High-pressure effects on β-lactoglobulin interactions with ligands studied by fluorescence

Abstract

The effects of pressure (0.1 MPa to 400 MPa) on intrinsic fluorescence of β-lactoglobulin and on its binding of retinol and cis-parinaric acid have been studied at neutral and acid pHs. In neutral pH, fluorescence emission spectra of β-lactoglobulin tryptophanes are characterized by an irreversible 14 nm red-shift indicating pressure-induced folding changes. The intensity of the fluorescence of retinol in β-lactoglobulin-retinol complex is enhanced by a pressure increase up to 150 MPa.
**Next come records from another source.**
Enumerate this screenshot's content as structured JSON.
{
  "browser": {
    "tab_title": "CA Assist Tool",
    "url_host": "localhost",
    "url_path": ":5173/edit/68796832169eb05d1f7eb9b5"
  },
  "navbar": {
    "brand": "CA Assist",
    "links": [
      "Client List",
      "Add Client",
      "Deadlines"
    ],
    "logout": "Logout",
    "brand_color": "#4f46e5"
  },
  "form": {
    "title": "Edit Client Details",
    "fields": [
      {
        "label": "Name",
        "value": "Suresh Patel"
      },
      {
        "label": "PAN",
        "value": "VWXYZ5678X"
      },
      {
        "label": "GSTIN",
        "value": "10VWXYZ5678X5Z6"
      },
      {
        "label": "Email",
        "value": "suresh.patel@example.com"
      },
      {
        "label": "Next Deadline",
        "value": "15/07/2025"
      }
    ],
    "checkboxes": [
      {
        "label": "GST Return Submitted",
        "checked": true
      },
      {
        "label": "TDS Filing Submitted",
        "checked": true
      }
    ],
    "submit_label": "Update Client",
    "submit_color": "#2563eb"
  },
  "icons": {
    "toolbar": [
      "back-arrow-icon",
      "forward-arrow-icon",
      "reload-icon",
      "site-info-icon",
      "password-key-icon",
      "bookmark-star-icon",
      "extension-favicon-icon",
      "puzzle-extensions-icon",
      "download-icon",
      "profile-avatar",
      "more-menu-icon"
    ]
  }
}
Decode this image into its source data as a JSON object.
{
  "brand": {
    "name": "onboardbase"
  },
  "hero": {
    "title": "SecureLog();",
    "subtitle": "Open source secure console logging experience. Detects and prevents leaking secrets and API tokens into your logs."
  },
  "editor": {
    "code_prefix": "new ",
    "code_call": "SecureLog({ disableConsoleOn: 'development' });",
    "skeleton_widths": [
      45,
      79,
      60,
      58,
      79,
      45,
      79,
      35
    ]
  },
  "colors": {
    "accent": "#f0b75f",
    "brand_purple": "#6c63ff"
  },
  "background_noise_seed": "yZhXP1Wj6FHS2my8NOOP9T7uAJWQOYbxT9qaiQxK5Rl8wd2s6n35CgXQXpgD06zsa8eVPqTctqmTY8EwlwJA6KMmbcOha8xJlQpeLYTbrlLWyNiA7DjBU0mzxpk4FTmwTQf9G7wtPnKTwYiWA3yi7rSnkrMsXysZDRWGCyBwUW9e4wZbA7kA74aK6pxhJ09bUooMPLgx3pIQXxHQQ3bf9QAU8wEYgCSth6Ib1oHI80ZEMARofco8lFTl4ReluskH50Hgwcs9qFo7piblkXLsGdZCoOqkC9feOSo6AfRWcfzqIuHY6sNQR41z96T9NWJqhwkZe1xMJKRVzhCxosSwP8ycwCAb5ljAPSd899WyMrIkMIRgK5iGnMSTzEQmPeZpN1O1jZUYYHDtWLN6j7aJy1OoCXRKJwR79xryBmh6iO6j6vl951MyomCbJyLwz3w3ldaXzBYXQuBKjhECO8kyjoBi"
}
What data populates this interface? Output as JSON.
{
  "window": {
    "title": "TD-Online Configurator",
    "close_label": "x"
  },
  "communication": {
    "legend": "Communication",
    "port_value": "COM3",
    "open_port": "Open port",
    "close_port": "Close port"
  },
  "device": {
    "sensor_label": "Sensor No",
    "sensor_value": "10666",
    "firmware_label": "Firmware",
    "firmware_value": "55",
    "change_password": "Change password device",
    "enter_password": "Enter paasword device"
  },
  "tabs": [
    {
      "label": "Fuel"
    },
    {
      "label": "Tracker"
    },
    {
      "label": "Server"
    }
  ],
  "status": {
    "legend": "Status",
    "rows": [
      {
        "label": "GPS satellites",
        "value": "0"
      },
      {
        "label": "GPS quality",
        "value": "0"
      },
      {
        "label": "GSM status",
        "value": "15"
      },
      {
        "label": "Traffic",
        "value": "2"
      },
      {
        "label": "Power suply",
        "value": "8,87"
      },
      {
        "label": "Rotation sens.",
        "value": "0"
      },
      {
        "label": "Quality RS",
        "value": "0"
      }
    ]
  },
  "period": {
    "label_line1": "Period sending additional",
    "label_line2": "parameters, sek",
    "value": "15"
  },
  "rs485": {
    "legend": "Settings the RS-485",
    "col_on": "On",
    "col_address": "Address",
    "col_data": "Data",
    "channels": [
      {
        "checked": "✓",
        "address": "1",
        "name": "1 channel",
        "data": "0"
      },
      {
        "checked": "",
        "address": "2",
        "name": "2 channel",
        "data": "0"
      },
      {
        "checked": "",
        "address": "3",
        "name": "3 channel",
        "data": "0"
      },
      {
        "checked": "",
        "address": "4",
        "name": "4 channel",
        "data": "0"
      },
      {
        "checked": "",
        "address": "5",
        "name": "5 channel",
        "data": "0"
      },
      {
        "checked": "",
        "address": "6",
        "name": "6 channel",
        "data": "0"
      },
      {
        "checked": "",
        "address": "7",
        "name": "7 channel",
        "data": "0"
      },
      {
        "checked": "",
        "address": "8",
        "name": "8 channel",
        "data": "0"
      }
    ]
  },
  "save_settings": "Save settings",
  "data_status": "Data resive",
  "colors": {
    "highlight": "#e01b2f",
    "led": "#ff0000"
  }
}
It decreases at higher pressures and disappears altogether at 300 MPa. β-Lactoglobulin-retinol complex does not reassociate after decompression at neutral pH. At acid pH condition, the fluorescence quenching by pressure of β-lactoglobulin tryptophans is coupled with a 2 nm spectral shift and is fully reversible demonstrating almost complete restoration of globulin folding. The evolution of retinol fiuorescence in β-lactoglobulin-retinol complex is also entirely reversible between 0.1 MPa and 400 MPa and the complex never dissociates in the studied pressure range. β-lactoglobulin- cis-parinaric acid complexes at neutral and acid pH values dissociate irreversibly at 200 MPa and 350 MPa, respectively.